Côte d’Ivoire, élection 5 morts. Et pourtant, c’était prévisible.
La Commission Electorale Indépendante vient de publier les résultats des élections locales du 13 Octobre 2018 qui se sont déroulées sur toute l’étendue du territoire national. Ces élections sont importantes à un double titre. D’abord, parce qu’elles constituent un test grandeur-nature avant les échéances importantes de 2020 et ensuite, parce qu’elles se sont tenues dans un contexte d’appel général à la réforme de la Commission Electorale Indépendante pour la rendre conforme aux instruments internationaux ratifiés par la Côte d’Ivoire et à l’arrêt du 18 Novembre 2016 de la Cour Africaine des Droits de l’Homme et des Peuples (CADHP).
L’APDH, après avoir appelé au report de ces élections avait voulu exercer sa mission de contrôle citoyen de l’action publique en déployant une équipe d’observateurs sur le terrain. Cependant, les élections ont été maintenues à cette date du 13 Octobre 2018 et la Commission Electorale Indépendante a rejeté la demande d’accréditation de l’APDH.
Au moment où la CEI livre son bilan général et que le Gouvernement annonce 05 pertes en vies humaines et en attendant l’issue des recours judiciaires des candidats insatisfaits, l’APDH partage ici les observations que lui inspire l’ensemble des opérations électorales.
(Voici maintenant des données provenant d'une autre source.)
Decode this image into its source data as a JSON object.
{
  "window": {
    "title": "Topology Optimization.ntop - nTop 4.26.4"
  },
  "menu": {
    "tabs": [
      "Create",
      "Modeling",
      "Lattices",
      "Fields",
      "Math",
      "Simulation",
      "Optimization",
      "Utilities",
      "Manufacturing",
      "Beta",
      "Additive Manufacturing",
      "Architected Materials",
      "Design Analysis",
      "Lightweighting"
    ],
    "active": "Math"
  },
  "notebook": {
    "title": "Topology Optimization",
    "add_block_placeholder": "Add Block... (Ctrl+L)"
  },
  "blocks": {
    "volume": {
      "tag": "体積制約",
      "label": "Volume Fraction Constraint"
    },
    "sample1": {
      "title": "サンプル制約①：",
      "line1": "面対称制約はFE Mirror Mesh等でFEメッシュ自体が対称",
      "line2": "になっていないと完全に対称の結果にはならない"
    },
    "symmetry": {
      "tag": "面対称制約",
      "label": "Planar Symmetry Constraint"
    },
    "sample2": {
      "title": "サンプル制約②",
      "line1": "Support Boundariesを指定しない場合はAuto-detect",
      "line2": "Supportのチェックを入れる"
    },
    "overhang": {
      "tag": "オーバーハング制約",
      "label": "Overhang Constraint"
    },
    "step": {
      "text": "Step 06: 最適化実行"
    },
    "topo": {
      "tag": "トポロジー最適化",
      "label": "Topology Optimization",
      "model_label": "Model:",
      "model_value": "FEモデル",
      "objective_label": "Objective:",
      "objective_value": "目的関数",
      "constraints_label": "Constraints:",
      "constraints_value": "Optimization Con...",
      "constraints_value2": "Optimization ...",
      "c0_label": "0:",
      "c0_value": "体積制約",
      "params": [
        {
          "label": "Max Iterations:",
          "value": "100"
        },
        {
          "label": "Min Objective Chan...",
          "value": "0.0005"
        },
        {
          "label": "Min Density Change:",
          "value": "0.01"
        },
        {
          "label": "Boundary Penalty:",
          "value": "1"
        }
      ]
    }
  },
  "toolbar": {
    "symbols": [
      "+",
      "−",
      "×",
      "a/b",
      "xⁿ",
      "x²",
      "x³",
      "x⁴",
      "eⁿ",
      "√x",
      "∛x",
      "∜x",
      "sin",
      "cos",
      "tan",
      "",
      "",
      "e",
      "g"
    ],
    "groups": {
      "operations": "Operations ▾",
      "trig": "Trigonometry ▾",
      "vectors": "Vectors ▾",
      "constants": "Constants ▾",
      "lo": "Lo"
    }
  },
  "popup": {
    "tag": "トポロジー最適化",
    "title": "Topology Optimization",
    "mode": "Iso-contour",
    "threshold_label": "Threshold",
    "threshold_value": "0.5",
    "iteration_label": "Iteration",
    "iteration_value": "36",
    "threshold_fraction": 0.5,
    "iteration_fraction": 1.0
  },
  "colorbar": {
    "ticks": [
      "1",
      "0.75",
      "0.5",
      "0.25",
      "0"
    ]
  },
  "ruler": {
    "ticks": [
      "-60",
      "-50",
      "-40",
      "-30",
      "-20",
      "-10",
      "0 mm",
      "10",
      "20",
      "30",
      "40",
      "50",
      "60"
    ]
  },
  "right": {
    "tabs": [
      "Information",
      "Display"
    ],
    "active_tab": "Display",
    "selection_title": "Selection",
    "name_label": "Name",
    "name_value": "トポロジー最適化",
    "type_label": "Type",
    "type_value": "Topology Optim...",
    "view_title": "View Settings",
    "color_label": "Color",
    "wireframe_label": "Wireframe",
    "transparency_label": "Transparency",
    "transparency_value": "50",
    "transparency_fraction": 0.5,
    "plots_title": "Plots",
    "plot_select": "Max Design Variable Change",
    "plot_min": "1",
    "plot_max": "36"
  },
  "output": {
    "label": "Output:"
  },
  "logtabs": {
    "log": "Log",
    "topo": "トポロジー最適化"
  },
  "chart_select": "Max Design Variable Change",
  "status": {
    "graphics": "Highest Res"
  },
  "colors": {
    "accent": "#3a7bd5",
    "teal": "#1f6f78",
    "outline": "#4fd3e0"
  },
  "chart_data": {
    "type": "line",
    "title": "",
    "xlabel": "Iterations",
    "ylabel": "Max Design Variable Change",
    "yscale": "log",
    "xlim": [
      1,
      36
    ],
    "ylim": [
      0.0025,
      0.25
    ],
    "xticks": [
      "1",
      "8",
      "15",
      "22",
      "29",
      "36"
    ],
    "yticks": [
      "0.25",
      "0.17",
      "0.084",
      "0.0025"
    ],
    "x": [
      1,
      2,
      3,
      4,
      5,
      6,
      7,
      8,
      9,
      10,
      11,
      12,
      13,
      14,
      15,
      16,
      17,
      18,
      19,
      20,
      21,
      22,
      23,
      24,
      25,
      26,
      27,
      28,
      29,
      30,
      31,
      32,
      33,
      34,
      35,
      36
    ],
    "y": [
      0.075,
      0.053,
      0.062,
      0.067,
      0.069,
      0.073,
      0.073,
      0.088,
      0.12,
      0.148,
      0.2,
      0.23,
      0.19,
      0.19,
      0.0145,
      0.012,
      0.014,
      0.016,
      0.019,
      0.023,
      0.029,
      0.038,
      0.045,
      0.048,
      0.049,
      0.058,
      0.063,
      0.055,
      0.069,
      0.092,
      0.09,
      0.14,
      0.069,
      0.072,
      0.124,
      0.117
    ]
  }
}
1. La persistance de la tension politique
Le refus de reformer la CEI et de reporter les élections de la part du Gouvernement, l’utilisation du logo de PDCI par le RHDP contre le gré de ce parti, les appels au boycott de la branche du FPI dirigée par M. Aboudramane SANGARE ont contribué à rendre délétère l’atmosphère préélectorale et préparer les violences subséquentes.
Il faut aussi noter le rôle joué par les différentes décisions de justice. En effet, alors que dans une première ordonnance, le juge des référés du Tribunal du Plateau s’était arrogé le droit d’annuler les résolutions du Bureau Politique du PDCI, dans une seconde ordonnance, le même juge s’est déclaré incompétent pour connaître de la requête du PDCI aux fins d’interdiction de l’usage de son logo par le RHDP. Une telle jurisprudence de deux poids deux mesures met en cause l’intégrité et l’indépendance de la justice et fait le lit de la violence.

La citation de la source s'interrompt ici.